Taiwanese-Japanese star Takeshi Kaneshiro plays Lu Jin, a control freak millionaire who goes around buying up hotels around the world for his father's company. He's also a serious foodie, and falls in love with the dishes made by lady chef Gu Sheng Nan, played by Zhou Dong Yu, who works at the Western Shanghai hotel he's assessing for an acquisition. What he doesn't know is that very chef is actually the ditzy chick he keeps running into whose childish impulsiveness keeps landing him in hot water. This includes her scratching up his car by mistake when she was trying to vandalise a two-timing boyfriend's car, a drunken escapade that results in him stuffing her in a suitcase and getting arrested, and an incident involving a poked beehive.
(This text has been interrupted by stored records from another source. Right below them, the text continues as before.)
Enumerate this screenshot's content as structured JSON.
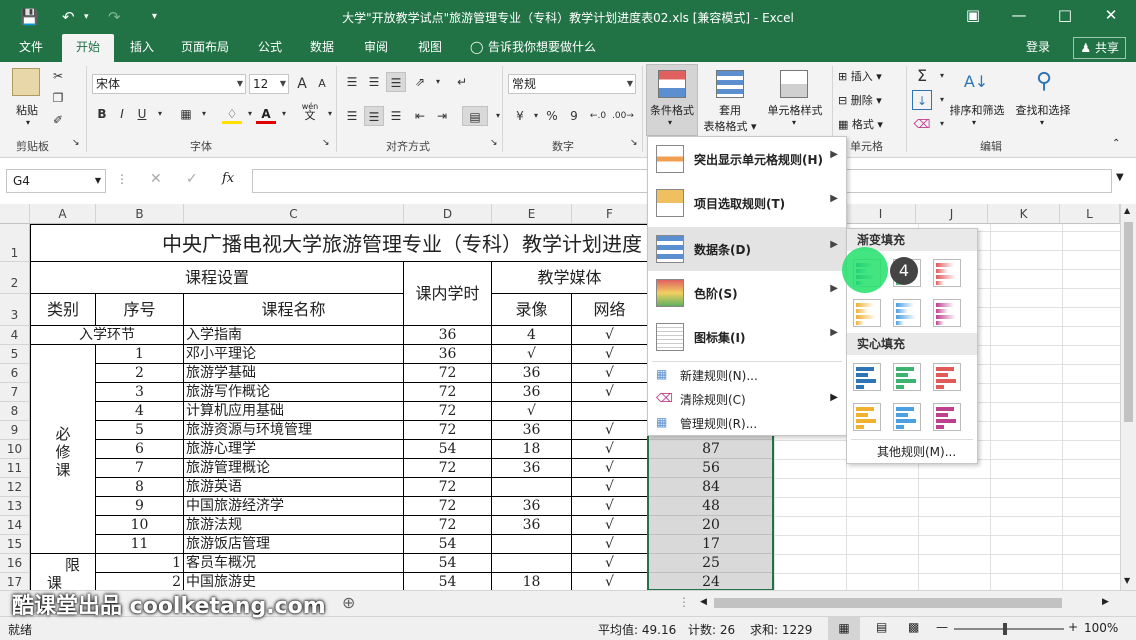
{
  "window": {
    "title": "大学\"开放教学试点\"旅游管理专业（专科）教学计划进度表02.xls  [兼容模式] - Excel"
  },
  "tabs": [
    "文件",
    "开始",
    "插入",
    "页面布局",
    "公式",
    "数据",
    "审阅",
    "视图"
  ],
  "tell_me": "告诉我你想要做什么",
  "login": "登录",
  "share": "共享",
  "ribbon": {
    "paste": "粘贴",
    "font_name": "宋体",
    "font_size": "12",
    "number_format": "常规",
    "cond_format": "条件格式",
    "table_format_1": "套用",
    "table_format_2": "表格格式",
    "cell_style": "单元格样式",
    "insert": "插入",
    "delete": "删除",
    "format": "格式",
    "sort_filter": "排序和筛选",
    "find_select": "查找和选择",
    "groups": {
      "clipboard": "剪贴板",
      "font": "字体",
      "align": "对齐方式",
      "number": "数字",
      "cells": "单元格",
      "edit": "编辑"
    },
    "wen": "wén",
    "wen_char": "文",
    "percent": "%",
    "comma": "9",
    "bold": "B",
    "italic": "I",
    "underline": "U"
  },
  "namebox": "G4",
  "fx": "fx",
  "columns": [
    "A",
    "B",
    "C",
    "D",
    "E",
    "F",
    "G",
    "H",
    "I",
    "J",
    "K",
    "L"
  ],
  "rows": [
    "1",
    "2",
    "3",
    "4",
    "5",
    "6",
    "7",
    "8",
    "9",
    "10",
    "11",
    "12",
    "13",
    "14",
    "15",
    "16",
    "17"
  ],
  "sheet": {
    "title": "中央广播电视大学旅游管理专业（专科）教学计划进度",
    "h_course_setup": "课程设置",
    "h_hours": "课内学时",
    "h_media": "教学媒体",
    "h_category": "类别",
    "h_seq": "序号",
    "h_course_name": "课程名称",
    "h_video": "录像",
    "h_network": "网络",
    "row4": {
      "cat": "入学环节",
      "name": "入学指南",
      "hours": "36",
      "video": "4",
      "net": "√"
    },
    "required_label": "必\n修\n课",
    "required": [
      {
        "seq": "1",
        "name": "邓小平理论",
        "hours": "36",
        "video": "√",
        "net": "√",
        "g": ""
      },
      {
        "seq": "2",
        "name": "旅游学基础",
        "hours": "72",
        "video": "36",
        "net": "√",
        "g": ""
      },
      {
        "seq": "3",
        "name": "旅游写作概论",
        "hours": "72",
        "video": "36",
        "net": "√",
        "g": ""
      },
      {
        "seq": "4",
        "name": "计算机应用基础",
        "hours": "72",
        "video": "√",
        "net": "",
        "g": ""
      },
      {
        "seq": "5",
        "name": "旅游资源与环境管理",
        "hours": "72",
        "video": "36",
        "net": "√",
        "g": ""
      },
      {
        "seq": "6",
        "name": "旅游心理学",
        "hours": "54",
        "video": "18",
        "net": "√",
        "g": "87"
      },
      {
        "seq": "7",
        "name": "旅游管理概论",
        "hours": "72",
        "video": "36",
        "net": "√",
        "g": "56"
      },
      {
        "seq": "8",
        "name": "旅游英语",
        "hours": "72",
        "video": "",
        "net": "√",
        "g": "84"
      },
      {
        "seq": "9",
        "name": "中国旅游经济学",
        "hours": "72",
        "video": "36",
        "net": "√",
        "g": "48"
      },
      {
        "seq": "10",
        "name": "旅游法规",
        "hours": "72",
        "video": "36",
        "net": "√",
        "g": "20"
      },
      {
        "seq": "11",
        "name": "旅游饭店管理",
        "hours": "54",
        "video": "",
        "net": "√",
        "g": "17"
      }
    ],
    "elective_label_1": "限",
    "elective_label_2": "课",
    "elective": [
      {
        "seq": "1",
        "name": "客员车概况",
        "hours": "54",
        "video": "",
        "net": "√",
        "g": "25"
      },
      {
        "seq": "2",
        "name": "中国旅游史",
        "hours": "54",
        "video": "18",
        "net": "√",
        "g": "24"
      }
    ]
  },
  "cf_menu": {
    "items": [
      {
        "label": "突出显示单元格规则(H)"
      },
      {
        "label": "项目选取规则(T)"
      },
      {
        "label": "数据条(D)"
      },
      {
        "label": "色阶(S)"
      },
      {
        "label": "图标集(I)"
      }
    ],
    "small": [
      {
        "label": "新建规则(N)..."
      },
      {
        "label": "清除规则(C)"
      },
      {
        "label": "管理规则(R)..."
      }
    ]
  },
  "databar_menu": {
    "gradient": "渐变填充",
    "solid": "实心填充",
    "more": "其他规则(M)...",
    "colors": [
      "#2e75b6",
      "#3cb371",
      "#e05a5a",
      "#f0b030",
      "#4aa0e0",
      "#c04090"
    ]
  },
  "step_badge": "4",
  "status": {
    "ready": "就绪",
    "average": "平均值: 49.16",
    "count": "计数: 26",
    "sum": "求和: 1229",
    "zoom": "100%"
  },
  "watermark": "酷课堂出品 coolketang.com"
}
He falls in love with her cooking, and when he discovers who she really is, that's when the love-hate-love story really begins.
But there's a problem with a movie like this deciding to stop the parts where the characters are hilariously making each other's lives hell and settle down to having them fall in love. The non-screwball romantic comedy parts are incredibly generic and boring, with all the mushiness and mooning, then the expected obstacle driving them apart drops in like clockwork — because genre conventions expect these things to happen when they do. Then there's the third act climax, where they come to their senses and decide to get back together for a happy ever after.
There are other issues with this movie, too. When you think about it, these two people really should not be together. Lu Jin is a horrible bastard, and no amount of movie star charisma Kaneshiro brings to his performance can cover up what a loathsome capitalist shit the character is. Zhou Dong Yu might overplay the goofy child-like pixie dream girl a bit, depending on your tolerance for that kind of character. There's also the economic and class inequality between them, since he's a tycoon who has the power to fire her and destroy her life, resulting in an awful undertone of power and exploitation in their relationship that the script can never truly gloss over. It still doesn't really fly in the end when he runs back to her. They end up together only because the script demands they do.
But putting aside whether this movie is good or bad, it's more interesting to look at what it shows, consciously or not. The high culture, aspirational, social climbing glamour of the Western hotel and Shanghai setting reveal the current preoccupations of China's emerging middle classes and super rich. The way Lu Jin represents the new predatory capitalism as the new normal is also interesting.
Gu Sheng Nan's genius at creating hybrid gourmet dishes melding Western and Eastern ingredients is a metaphor for the Chinese desire for Western sophistication, just as much as she represents the new service industry of post-Communist China. The whole veneer of luxury, upmarket brands, and conspicuous consumption is a far cry from the ethos of the old Communist way of thinking. I imagine a lot of old-school socialists choking on their porridge or spinning in their graves at the prospect of this movie. This is, in the end, the New China and the New Chinese Cinema, where it's all about the glamour, escapism and box office.
This movie wasn't as fun as I hoped, but writing about it turned out to be more fun than I expected.
This is Not What I Expected has already screened at the NYAFF, but will come to Netflix later in the year.